Licensing is near-zero for an E5 + Copilot incumbent: Entra Agent ID, Purview DSPM for AI, DLP, Content Safety, Prompt Shields, and Sentinel ingestion all sit inside existing entitlements. The real spend lands in three places: the oversharing-remediation labor project (the dominant cost, one to two FTE-equivalent over two to four quarters, recurring as new content arrives), the per-agent identity and DLP-policy rollout (weeks of platform work), and the SIEM ingestion run-rate (agent logs run roughly 10–20× human volume per the D7 observability deep dive; tier low-fidelity logs to a cheaper data-lake plane). Reaching the realistic targets requires no new product purchase.

Caveats and preview-watch

  • Entra Agent ID for Copilot Studio is preview (opt-out is temporary, and identities are slated to become required).1 A buyer who cannot run preview features should plan for its GA.
  • Response-content DLP is narrow. Sensitivity-label enforcement on the agent’s answers applies only to the SharePoint knowledge source. Uploaded-file and website corpora get no label-based DLP, and the “block sensitive-info-types in prompts” control is an M365-Copilot-proper feature not confirmed for custom Copilot Studio agents.9
  • The regulatory crosswalk is omitted by design. A regulated buyer maps this profile to its examiner’s expectations through the separate FFIEC/GLBA and Canadian-finance crosswalk pages; nothing here is a compliance attestation.

Notes

Footnotes

  1. Microsoft Learn — Automatically create Entra agent identities for Copilot Studio (preview), 2026. Per-environment auto-creation from 18 Mar 2026; delete-agent deletes the identity. 2 3

  2. Microsoft Learn — Configure user authentication in Copilot Studio, 2026. Entra-authenticated agents surface only content the querying user can access (answer-time security trimming). 2 3

  3. Microsoft Learn — Configure data policies for agents (Power Platform DLP), 2026. Connector classification Business/Non-Business/Blocked; blocking the no-auth connector; governs connectors/tools/channels, not generated text. 2

  4. Microsoft Learn — Knowledge and content moderation in Copilot Studio, 2026. Content Safety + Prompt Shields on by default; moderation level (default High); Allow-ungrounded-responses toggle. 2

  5. Microsoft Learn — AI gateway capabilities in Azure API Management, 2026. Token governance, content-safety policy, MCP brokering — relevant only if the bot gains external connector reach.

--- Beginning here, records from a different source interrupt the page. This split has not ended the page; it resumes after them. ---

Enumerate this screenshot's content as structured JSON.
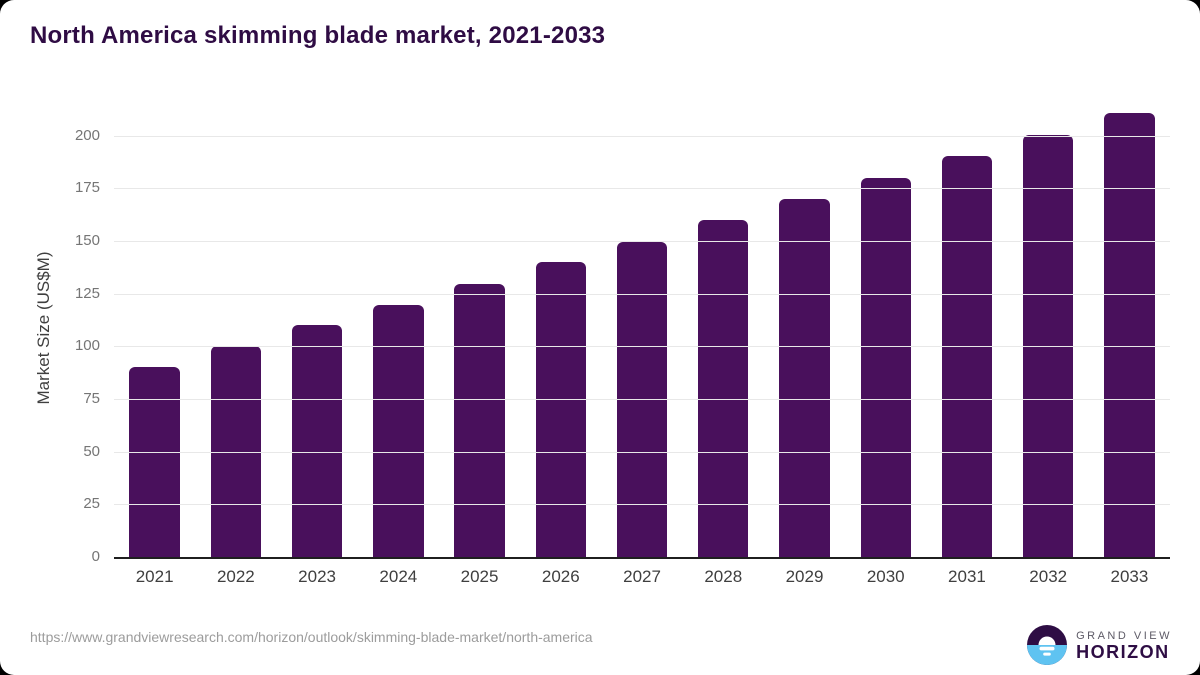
{
  "header": {
    "title": "North America skimming blade market, 2021-2033"
  },
  "footer": {
    "source_url": "https://www.grandviewresearch.com/horizon/outlook/skimming-blade-market/north-america",
    "brand": {
      "line1": "GRAND VIEW",
      "line2": "HORIZON",
      "logo_icon": "sun-over-water-icon"
    }
  },
  "colors": {
    "title": "#2f0c44",
    "bar": "#49105c",
    "gridline": "#e8e8e8",
    "axis_line": "#1f1f1f",
    "y_tick_text": "#757575",
    "x_tick_text": "#3f3f3f",
    "source_text": "#9c9c9c",
    "logo_blue": "#5fc3f1",
    "logo_purple": "#2e0d44",
    "page_background": "#ffffff",
    "outer_background": "#000000"
  },
  "chart_data": {
    "type": "bar",
    "title": "North America skimming blade market, 2021-2033",
    "categories": [
      "2021",
      "2022",
      "2023",
      "2024",
      "2025",
      "2026",
      "2027",
      "2028",
      "2029",
      "2030",
      "2031",
      "2032",
      "2033"
    ],
    "values": [
      90,
      100,
      110,
      119.5,
      129.5,
      140,
      149.5,
      160,
      170,
      180,
      190.5,
      200.5,
      211
    ],
    "xlabel": "",
    "ylabel": "Market Size (US$M)",
    "yticks": [
      0,
      25,
      50,
      75,
      100,
      125,
      150,
      175,
      200
    ],
    "ylim": [
      0,
      217
    ],
    "grid": true,
    "legend": "none",
    "bar_color": "#49105c"
  }
}
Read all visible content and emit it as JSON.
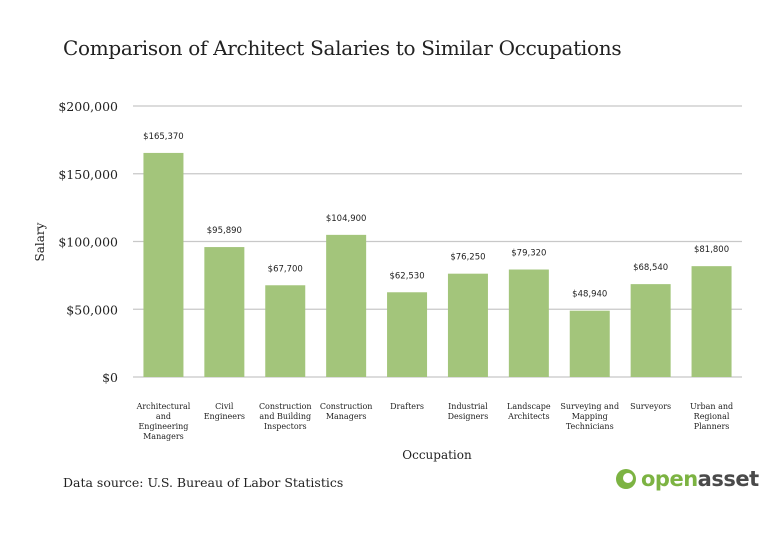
{
  "chart_data": {
    "type": "bar",
    "title": "Comparison of Architect Salaries to Similar Occupations",
    "xlabel": "Occupation",
    "ylabel": "Salary",
    "ylim": [
      0,
      200000
    ],
    "yticks": [
      0,
      50000,
      100000,
      150000,
      200000
    ],
    "ytick_labels": [
      "$0",
      "$50,000",
      "$100,000",
      "$150,000",
      "$200,000"
    ],
    "grid": true,
    "bar_color": "#a3c57b",
    "categories": [
      [
        "Architectural",
        "and",
        "Engineering",
        "Managers"
      ],
      [
        "Civil",
        "Engineers"
      ],
      [
        "Construction",
        "and Building",
        "Inspectors"
      ],
      [
        "Construction",
        "Managers"
      ],
      [
        "Drafters"
      ],
      [
        "Industrial",
        "Designers"
      ],
      [
        "Landscape",
        "Architects"
      ],
      [
        "Surveying and",
        "Mapping",
        "Technicians"
      ],
      [
        "Surveyors"
      ],
      [
        "Urban and",
        "Regional",
        "Planners"
      ]
    ],
    "values": [
      165370,
      95890,
      67700,
      104900,
      62530,
      76250,
      79320,
      48940,
      68540,
      81800
    ],
    "data_labels": [
      "$165,370",
      "$95,890",
      "$67,700",
      "$104,900",
      "$62,530",
      "$76,250",
      "$79,320",
      "$48,940",
      "$68,540",
      "$81,800"
    ]
  },
  "footer": {
    "source": "Data source: U.S. Bureau of Labor Statistics",
    "logo_text_1": "open",
    "logo_text_2": "asset",
    "logo_color": "#7cb342"
  }
}
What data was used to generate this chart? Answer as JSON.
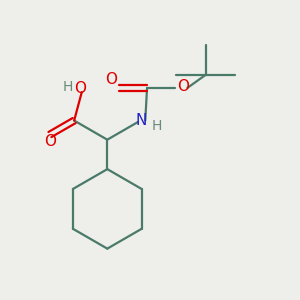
{
  "background_color": "#eeeeea",
  "bond_color": "#4a7a6a",
  "oxygen_color": "#dd0000",
  "nitrogen_color": "#2222cc",
  "gray_color": "#6a8a7a",
  "line_width": 1.6,
  "figsize": [
    3.0,
    3.0
  ],
  "dpi": 100,
  "xlim": [
    0,
    10
  ],
  "ylim": [
    0,
    10
  ]
}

  6. Microsoft Learn — Purview DSPM for AI and Copilot Studio, 2026. DSPM for AI sees Copilot Studio agents (Audit required); oversharing assessment and sensitivity-label support. 2 3

  7. Microsoft Learn — Restricted SharePoint Search, 2026. Site-capped stopgap for oversharing while remediation proceeds.

  8. Microsoft — Securing AI agents end-to-end (Purview, Agent 365, Defender), 2026. Defender AIAgentsInfo hunting table; Sentinel ingestion of Copilot audit events.

  9. Microsoft Learn — DLP for the Microsoft 365 Copilot location, 2026. Label-based response restriction is SharePoint-source-scoped; SIT-in-prompt blocking is M365-Copilot-proper.